Energy Transfer Partners has asserted that the spills of nontoxic drilling mud, used to cool and lubricate drilling equipment, were inadvertent and had been predicted in its permit application to build the Rover gas pipeline. The horizontal drilling is done to place pipelines well below ground to minimize the chances of contamination of rivers or wetlands.
However, the FERC said that its staff has “serious concerns” regarding the magnitude of the largest spill, “its environmental impacts, the lack of clarity regarding the underlying reasons for its occurrence, and the possibility of future problems.”
It said that the largest spill was “several orders of magnitude greater than other documented inadvertent returns for this project.”

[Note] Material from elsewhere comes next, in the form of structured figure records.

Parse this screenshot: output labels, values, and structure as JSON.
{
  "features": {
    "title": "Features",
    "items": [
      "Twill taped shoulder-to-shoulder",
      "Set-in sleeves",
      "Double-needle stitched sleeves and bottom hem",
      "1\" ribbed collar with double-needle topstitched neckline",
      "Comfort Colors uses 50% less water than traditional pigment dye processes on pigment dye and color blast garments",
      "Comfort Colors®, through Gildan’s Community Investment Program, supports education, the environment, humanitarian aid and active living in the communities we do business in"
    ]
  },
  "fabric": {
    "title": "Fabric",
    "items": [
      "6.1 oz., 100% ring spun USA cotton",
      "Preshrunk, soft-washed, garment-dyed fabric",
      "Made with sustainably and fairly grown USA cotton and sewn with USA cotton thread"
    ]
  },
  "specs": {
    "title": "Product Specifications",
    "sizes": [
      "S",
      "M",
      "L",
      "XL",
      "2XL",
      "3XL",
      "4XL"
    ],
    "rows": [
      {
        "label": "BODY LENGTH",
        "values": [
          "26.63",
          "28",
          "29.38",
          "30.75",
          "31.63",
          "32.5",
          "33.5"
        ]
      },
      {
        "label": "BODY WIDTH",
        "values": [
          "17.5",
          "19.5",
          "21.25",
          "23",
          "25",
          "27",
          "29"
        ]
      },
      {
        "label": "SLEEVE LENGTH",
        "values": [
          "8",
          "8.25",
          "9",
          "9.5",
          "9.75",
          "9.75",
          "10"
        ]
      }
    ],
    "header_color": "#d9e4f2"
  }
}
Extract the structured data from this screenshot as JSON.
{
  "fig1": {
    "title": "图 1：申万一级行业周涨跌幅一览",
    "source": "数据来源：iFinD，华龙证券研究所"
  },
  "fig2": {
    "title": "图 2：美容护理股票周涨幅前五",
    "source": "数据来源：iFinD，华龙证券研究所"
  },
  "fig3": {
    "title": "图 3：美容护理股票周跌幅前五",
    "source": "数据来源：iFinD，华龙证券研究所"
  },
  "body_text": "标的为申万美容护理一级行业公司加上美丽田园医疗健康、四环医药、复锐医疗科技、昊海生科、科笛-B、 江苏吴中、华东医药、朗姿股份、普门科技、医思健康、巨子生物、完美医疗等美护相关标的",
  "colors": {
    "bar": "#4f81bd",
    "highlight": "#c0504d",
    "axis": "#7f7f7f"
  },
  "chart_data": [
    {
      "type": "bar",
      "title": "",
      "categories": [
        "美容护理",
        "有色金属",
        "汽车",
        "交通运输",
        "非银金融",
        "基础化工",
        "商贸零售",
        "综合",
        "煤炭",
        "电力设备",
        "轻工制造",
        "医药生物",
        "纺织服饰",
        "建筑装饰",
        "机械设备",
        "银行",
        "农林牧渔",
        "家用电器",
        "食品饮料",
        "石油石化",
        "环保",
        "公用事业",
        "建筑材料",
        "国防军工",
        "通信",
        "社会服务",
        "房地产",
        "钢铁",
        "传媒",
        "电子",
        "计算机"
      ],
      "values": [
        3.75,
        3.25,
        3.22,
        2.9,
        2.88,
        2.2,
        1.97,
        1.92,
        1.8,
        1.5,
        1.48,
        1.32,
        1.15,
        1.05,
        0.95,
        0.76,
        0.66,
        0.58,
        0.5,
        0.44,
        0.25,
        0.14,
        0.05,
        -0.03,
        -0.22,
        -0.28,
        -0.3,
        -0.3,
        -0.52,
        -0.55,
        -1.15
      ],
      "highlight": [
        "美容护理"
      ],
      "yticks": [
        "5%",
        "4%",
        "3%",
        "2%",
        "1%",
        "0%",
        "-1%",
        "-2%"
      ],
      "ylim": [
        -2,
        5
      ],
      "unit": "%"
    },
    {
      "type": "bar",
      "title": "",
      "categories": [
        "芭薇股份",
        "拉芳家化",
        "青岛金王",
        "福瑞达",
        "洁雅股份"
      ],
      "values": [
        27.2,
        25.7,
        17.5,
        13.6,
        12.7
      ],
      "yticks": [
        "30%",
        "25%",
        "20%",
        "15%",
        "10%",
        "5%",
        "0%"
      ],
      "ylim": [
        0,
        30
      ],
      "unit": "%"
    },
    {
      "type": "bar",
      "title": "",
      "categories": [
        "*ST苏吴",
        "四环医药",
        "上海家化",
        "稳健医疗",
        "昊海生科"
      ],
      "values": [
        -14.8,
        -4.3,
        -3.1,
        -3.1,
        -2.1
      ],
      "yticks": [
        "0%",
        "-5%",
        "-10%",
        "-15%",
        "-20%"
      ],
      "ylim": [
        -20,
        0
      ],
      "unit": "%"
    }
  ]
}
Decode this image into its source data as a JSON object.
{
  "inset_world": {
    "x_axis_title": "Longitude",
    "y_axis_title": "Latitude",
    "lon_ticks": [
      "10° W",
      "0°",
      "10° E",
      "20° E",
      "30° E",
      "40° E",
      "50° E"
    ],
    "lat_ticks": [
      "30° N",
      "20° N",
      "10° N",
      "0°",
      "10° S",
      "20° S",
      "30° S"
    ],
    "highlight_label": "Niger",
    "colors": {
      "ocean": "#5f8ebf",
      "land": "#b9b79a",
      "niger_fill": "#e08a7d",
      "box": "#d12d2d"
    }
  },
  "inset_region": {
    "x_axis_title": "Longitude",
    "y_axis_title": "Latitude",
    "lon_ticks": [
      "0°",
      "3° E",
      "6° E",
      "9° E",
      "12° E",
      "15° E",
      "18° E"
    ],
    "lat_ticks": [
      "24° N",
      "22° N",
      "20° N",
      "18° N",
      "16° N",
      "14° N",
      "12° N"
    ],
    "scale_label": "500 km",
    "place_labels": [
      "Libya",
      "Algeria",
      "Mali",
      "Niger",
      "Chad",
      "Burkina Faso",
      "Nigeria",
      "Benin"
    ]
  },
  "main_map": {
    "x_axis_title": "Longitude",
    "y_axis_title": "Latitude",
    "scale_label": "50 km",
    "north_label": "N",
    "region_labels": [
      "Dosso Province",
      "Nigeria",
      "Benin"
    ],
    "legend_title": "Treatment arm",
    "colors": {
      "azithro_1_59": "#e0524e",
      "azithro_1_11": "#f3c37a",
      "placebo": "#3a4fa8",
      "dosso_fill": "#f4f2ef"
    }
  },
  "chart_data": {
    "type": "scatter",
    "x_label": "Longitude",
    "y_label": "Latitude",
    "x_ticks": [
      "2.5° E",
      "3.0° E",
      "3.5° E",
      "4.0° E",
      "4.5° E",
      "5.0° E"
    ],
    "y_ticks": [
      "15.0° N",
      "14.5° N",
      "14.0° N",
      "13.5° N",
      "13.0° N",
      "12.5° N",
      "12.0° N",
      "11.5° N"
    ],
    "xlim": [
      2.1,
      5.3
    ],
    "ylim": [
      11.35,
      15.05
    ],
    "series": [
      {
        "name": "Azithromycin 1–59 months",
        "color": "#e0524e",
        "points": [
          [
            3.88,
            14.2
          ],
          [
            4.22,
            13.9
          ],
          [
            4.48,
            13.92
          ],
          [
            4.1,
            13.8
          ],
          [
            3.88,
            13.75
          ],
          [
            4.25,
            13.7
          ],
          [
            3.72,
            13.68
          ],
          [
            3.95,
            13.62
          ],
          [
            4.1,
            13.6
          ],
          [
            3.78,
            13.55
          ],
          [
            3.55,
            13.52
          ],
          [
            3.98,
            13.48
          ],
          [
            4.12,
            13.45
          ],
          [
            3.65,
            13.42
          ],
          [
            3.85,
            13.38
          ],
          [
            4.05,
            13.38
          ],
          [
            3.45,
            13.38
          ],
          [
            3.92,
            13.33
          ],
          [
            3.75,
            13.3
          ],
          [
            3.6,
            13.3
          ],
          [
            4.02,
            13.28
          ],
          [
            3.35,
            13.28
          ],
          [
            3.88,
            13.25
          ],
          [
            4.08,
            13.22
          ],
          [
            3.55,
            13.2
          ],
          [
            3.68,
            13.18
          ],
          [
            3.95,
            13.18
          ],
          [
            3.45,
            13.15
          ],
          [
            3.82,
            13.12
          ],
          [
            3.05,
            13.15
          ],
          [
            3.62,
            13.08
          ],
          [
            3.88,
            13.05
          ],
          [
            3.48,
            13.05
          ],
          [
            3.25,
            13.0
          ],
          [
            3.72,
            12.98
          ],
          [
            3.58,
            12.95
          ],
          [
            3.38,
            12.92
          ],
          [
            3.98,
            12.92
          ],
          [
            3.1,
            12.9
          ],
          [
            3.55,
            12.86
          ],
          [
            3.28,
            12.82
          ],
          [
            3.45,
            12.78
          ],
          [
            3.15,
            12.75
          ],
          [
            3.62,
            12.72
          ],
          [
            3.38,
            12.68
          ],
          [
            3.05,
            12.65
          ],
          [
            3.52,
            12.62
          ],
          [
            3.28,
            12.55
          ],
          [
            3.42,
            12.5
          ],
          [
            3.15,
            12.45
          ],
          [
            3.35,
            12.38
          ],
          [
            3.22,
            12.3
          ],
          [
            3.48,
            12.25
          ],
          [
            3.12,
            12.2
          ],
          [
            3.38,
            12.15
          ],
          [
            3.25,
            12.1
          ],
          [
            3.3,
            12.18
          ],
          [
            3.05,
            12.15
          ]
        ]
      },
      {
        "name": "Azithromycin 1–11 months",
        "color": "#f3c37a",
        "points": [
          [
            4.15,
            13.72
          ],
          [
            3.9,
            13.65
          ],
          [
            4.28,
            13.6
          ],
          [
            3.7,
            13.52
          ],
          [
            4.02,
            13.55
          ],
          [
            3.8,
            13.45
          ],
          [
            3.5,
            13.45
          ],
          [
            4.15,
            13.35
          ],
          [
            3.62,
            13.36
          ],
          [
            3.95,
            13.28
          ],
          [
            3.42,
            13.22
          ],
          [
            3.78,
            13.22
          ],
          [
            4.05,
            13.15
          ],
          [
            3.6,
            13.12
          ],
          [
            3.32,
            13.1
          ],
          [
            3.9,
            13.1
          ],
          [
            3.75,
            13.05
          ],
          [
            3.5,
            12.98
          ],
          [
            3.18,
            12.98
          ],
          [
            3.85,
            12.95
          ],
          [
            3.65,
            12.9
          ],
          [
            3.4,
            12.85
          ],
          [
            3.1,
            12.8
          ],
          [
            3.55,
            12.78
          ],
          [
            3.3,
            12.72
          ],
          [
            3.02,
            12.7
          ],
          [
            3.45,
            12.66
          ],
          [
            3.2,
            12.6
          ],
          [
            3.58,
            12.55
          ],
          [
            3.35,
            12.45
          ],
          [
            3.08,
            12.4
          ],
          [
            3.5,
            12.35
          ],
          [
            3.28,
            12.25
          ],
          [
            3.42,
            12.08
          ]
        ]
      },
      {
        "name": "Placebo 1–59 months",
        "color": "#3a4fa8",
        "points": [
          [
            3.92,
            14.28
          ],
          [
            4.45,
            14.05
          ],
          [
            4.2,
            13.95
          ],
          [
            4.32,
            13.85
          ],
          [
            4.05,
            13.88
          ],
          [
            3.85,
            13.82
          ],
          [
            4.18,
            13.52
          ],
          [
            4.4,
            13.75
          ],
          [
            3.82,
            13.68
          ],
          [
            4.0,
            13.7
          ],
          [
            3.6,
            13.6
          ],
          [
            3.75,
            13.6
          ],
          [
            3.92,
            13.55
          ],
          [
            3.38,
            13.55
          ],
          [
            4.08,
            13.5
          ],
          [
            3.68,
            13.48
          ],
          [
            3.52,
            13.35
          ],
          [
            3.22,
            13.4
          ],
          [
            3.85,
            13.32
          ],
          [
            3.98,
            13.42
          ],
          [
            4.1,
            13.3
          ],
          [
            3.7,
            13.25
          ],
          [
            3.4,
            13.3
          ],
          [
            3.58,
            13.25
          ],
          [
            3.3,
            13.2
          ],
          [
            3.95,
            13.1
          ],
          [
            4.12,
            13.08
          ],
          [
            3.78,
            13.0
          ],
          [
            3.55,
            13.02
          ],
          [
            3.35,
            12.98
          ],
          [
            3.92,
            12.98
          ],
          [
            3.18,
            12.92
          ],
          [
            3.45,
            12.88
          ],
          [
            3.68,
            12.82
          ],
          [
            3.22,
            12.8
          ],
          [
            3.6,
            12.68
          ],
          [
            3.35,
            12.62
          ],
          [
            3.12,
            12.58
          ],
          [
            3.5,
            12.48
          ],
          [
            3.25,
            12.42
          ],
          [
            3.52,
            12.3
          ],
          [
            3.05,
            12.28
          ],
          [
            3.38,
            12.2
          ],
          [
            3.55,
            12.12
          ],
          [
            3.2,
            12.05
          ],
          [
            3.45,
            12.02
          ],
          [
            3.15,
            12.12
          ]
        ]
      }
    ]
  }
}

The commission, which regulates all natural-gas pipelines, said that “a stoppage of additional drilling is warranted to facilitate a review of Rover’s efforts to search for and locate any potential releases.”
The Ohio EPA has fined Energy Transfer Partners about $400,000 and has asked the FERC for support. Craig Butler, the Ohio EPA director, said the company’s response had been “dismissive,” “exceptionally disappointing” and unlike any other response he has seen from a company in his 27 years at the agency.
The Rover pipeline is $4.2 billion project that would link the shale-gas-rich regions of Appalachia to Michigan and Ontario.
It is just one of many pipelines whose fate lies in the hands of the FERC, a technocratic and relatively obscure agency. The five-member commission has lacked a quorum since early February, putting new permits on hold. That has placed an obstacle in the path of the White House.
The Trump administration late Monday, May 8, nominated two new members for the commission, potentially clearing the way for controversial, multibillion-dollar pipeline and natural-gas export projects like Rover, which was one of the last permits issued in February.
President Donald Trump has voiced support for new oil pipeline projects such as the Keystone XL and Dakota Access lines, and Gary Cohn, head of the White House National Economic Council, recently threw the administration’s support behind a liquefied-natural-gas export terminal in Oregon’s Jordan Cove that had been rejected by the FERC a few months ago.